Liputan6.com, Bogor - Tim pendaki 'srikandi' alias putri The Women of Indonesias Seven Summits Expedition Mahitala Universitas Parahyangan (Unpar) (WISSEMU) berhasil mengibarkan bendera Merah Putih di puncak Gunung Aconcagua, Argentina.
"Bendera Merah Putih berhasil dikibarkan oleh tim pendaki putri WISSEMU di atas puncak Gunung Aconcagua pada 31 Januari 2016 tepat pukul 17.45 waktu setempat atau sekitar pukul 03.45 WIB," kata Tim Publikasi WISSEMU Mahitala Universitas Parahyangan, Alfos Hartanto, melalui surat elektronik yang dikutip dari Antara, Senin (1/2/2016).
Perjalanan menuju puncak gunung di Argentina itu dimulai pada 30 Januari, tim berangkat pukul 04.30 waktu setempat (14.30 WIB), dengan menempuh perjalanan selama 12 jam.
Advertisement
Baca Juga
"Kabar terakhir yang didapat dari komunikasi via telepon satelit, Minggu pukul 21.11 WIB, saat itu tim berada di Refugio Berlin atau ketinggian 5.930 mdpl untuk beristirahat sebelum turun ke Mendoza, Senin 1 Februari," beber Alfos.
Setelah berhasil mengibarkan Merah Putih di puncak Gunung Aconcagua, tim akan pulang ke Tanah Air melalui Buenos Aires pada 5 Februari.
"Kondisi semua anggota tim sehat," jelas Alfos.
Pendakian
Alfos menuturkan, pendakian yang dilakukan Tim WISSEMU mengambil jalur normal. Pada 20 Januari, tim mencapai base camp Plaza De Mulas (4.250 mdpl) untuk beristirahat dan memilah logistik.
Setelah itu pendakian berlanjut ke Plaza Canada (4.900 mdpl) pada 25 Februari, Nido De Condores (5.400 mdpl) pada 26 Januari, dan Refugio Berlin (5.930 mdpl) pada 29 Januari sebelum berangkat ke puncak Aconcagua.
Gunung Aconcagoa adalah gunung tertinggi di Benua Amerika Selatan yang terletak di Provinsi Mendoza, Argentina. Aconcagoa menjadi puncak keempat yang berhasil dicapai Tim WISSEMU.
Gunung ini terletak di jajaran Pegunungan Andes dan terkenal memiliki cuaca dingin yang ekstrem ditambah badai angin yang sangat berbahaya dan dikenal dengan sebutan El Viento Blanco.

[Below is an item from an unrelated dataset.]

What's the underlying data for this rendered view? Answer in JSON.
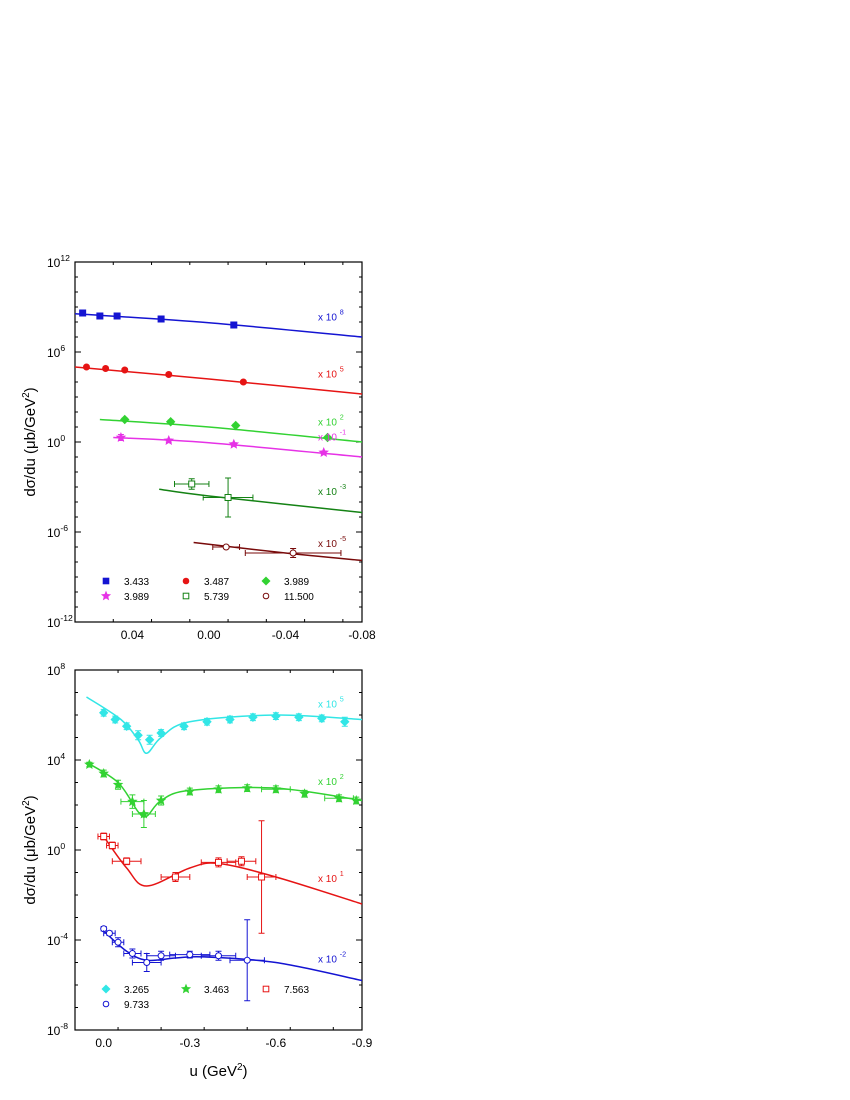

"Angin kencang yang kabarnya dapat mencapai 90 km/jam bertiup bersama dengan kabut yang ditambah dengan hujan salju merupakan gambaran sederhana dari badai berbahaya ini," papar Alfos.
Menurut beberapa pemberitaan media, El Viento Blanco juga diduga menjadi penyebab meninggalnya salah satu pendaki berpengalaman dari Indonesia yakni (Alm) Norman Edwin dan rekannya (Alm) Didiek Samsu pada tahun 1992, pada saat melakukan ekspedisi Seven Summits.
Dalam melakukan pendakian, Tim WISSEMU sempat merasakan angin kencang dan suhu mencapai minus 10 derajat celcius di Refugio Berlin.
"Menurut pantauan cuaca kala itu, selama pendakian Tim WISSEMU selalu berhadapan dengan angin kencang mencapai 50 km/jam," ungkap Alfos.
Alfos mengatakan Tim WISSEMU terdiri atas 3 orang mahasiswa aktif Universitas Katolik Parahyangan yakni Fransiska Dmitri Inkiriwang (22), Mathilda Dwi Lestari (22), dan Dian Indah Carolina (20).
"Sebelumnya 3 wanita dalam Tim WISSEMU ini telah mencapai sejumlah puncak gunung di antaranya, Kilimanjaro pada 24 Mei 2015 dan puncak Gunung Elbrus pada 15 Mei 2015, Carstensz Pyramid pada 2014 dalam rangkaian ekspedisi menggapai tujuh puncak tertinggi di 7 benua," pungkas Alfos.